Oberstar's Proposal To Revise Clean Water Act Is More Than EPA Can Handle

NCPA Expert Says the Federal Government Already Mismanages Lands They Currently Regulate

Dallas (May 25, 2010) – Rep. James Oberstar's (D-Minn.) proposal to remove the word "navigable" from the 1972 Clean Water Act would be bad for private property, bad for the economy and ultimately bad for the environment, according to H. Sterling Burnett, Senior Fellow with the National Center for Policy Analysis.

"Oberstar's proposal would virtually give the federal government carte blanche to control any and all state lands or private property that the feds deem to have water or wetlands," Burnett said. "The federal government should have no jurisdiction over waters, and more importantly, over occasional soggy lands or privately owned ponds, lakes and quarries that lie within the borders of a single state."

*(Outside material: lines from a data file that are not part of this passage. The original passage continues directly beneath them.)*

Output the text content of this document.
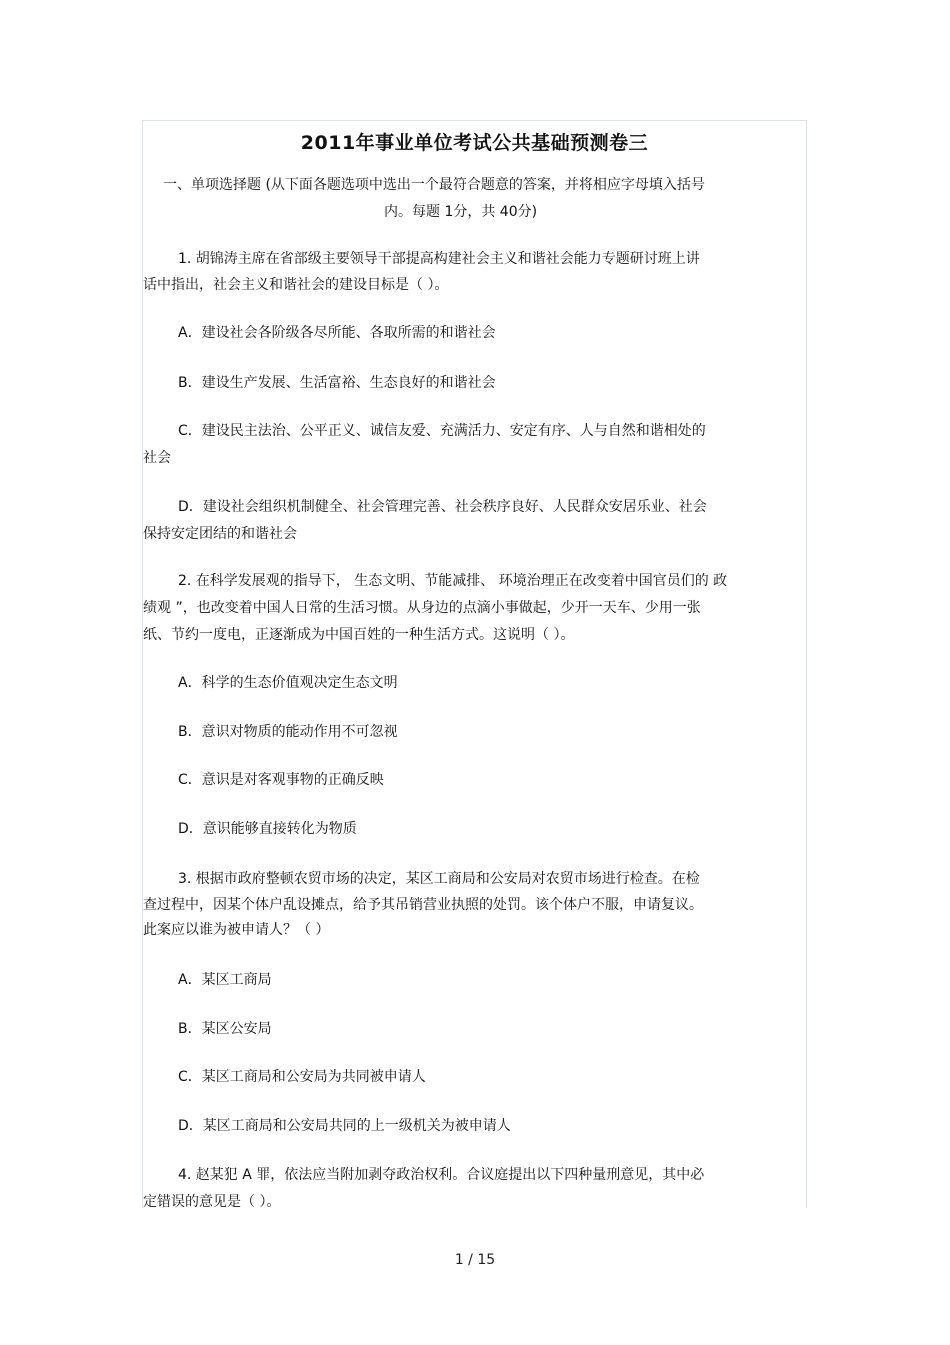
2011年事业单位考试公共基础预测卷三

一、单项选择题 (从下面各题选项中选出一个最符合题意的答案，并将相应字母填入括号

内。每题 1分，共 40分)

1. 胡锦涛主席在省部级主要领导干部提高构建社会主义和谐社会能力专题研讨班上讲

话中指出，社会主义和谐社会的建设目标是（ ）。

A．建设社会各阶级各尽所能、各取所需的和谐社会

B．建设生产发展、生活富裕、生态良好的和谐社会

C．建设民主法治、公平正义、诚信友爱、充满活力、安定有序、人与自然和谐相处的

社会

D．建设社会组织机制健全、社会管理完善、社会秩序良好、人民群众安居乐业、社会

保持安定团结的和谐社会

2. 在科学发展观的指导下， 生态文明、节能减排、 环境治理正在改变着中国官员们的 政

绩观 ”，也改变着中国人日常的生活习惯。从身边的点滴小事做起，少开一天车、少用一张

纸、节约一度电，正逐渐成为中国百姓的一种生活方式。这说明（ ）。

A．科学的生态价值观决定生态文明

B．意识对物质的能动作用不可忽视

C．意识是对客观事物的正确反映

D．意识能够直接转化为物质

3. 根据市政府整顿农贸市场的决定，某区工商局和公安局对农贸市场进行检查。在检

查过程中，因某个体户乱设摊点，给予其吊销营业执照的处罚。该个体户不服，申请复议。

此案应以谁为被申请人？（ ）

A．某区工商局

B．某区公安局

C．某区工商局和公安局为共同被申请人

D．某区工商局和公安局共同的上一级机关为被申请人

4. 赵某犯 A 罪，依法应当附加剥夺政治权利。合议庭提出以下四种量刑意见，其中必

定错误的意见是（ ）。

1 / 15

Instead of trying to overturn the decision of the 2001 Supreme Court ruling, which set the limits on the kinds of waterways the EPA can regulate, Congress should support the court, Burnett continued.

"Recent Supreme Court rulings finally began to reign in the federal government's oversight and control of wetlands," Burnett said, "so Congress should either leave matters where they lie, or, better yet, pass a law restricting federal control to strictly "navigable" waters that are explicitly created and controlled by the federal government through the Corp of Engineers or other agencies, and of waters such as lakes, streams and rivers that cross state borders."

Burnett points out that more than 60 percent of the public's national forests are at high risk of catastrophic wildfire due to federal mismanagement. The national parks continue to degenerate with billions of dollars of backlogs in improvements left unaccomplished and unfunded year after year, Burnett said.

"The federal government can't manage or maintain the lands they currently control, so they certainly shouldn't be allowed to seize power over even more land," Burnett said. "The federal government's failed management of public land does not inspire confidence that they will efficiently manage the hundreds of millions of acres that could fall under their control under a revised Clean Water Act."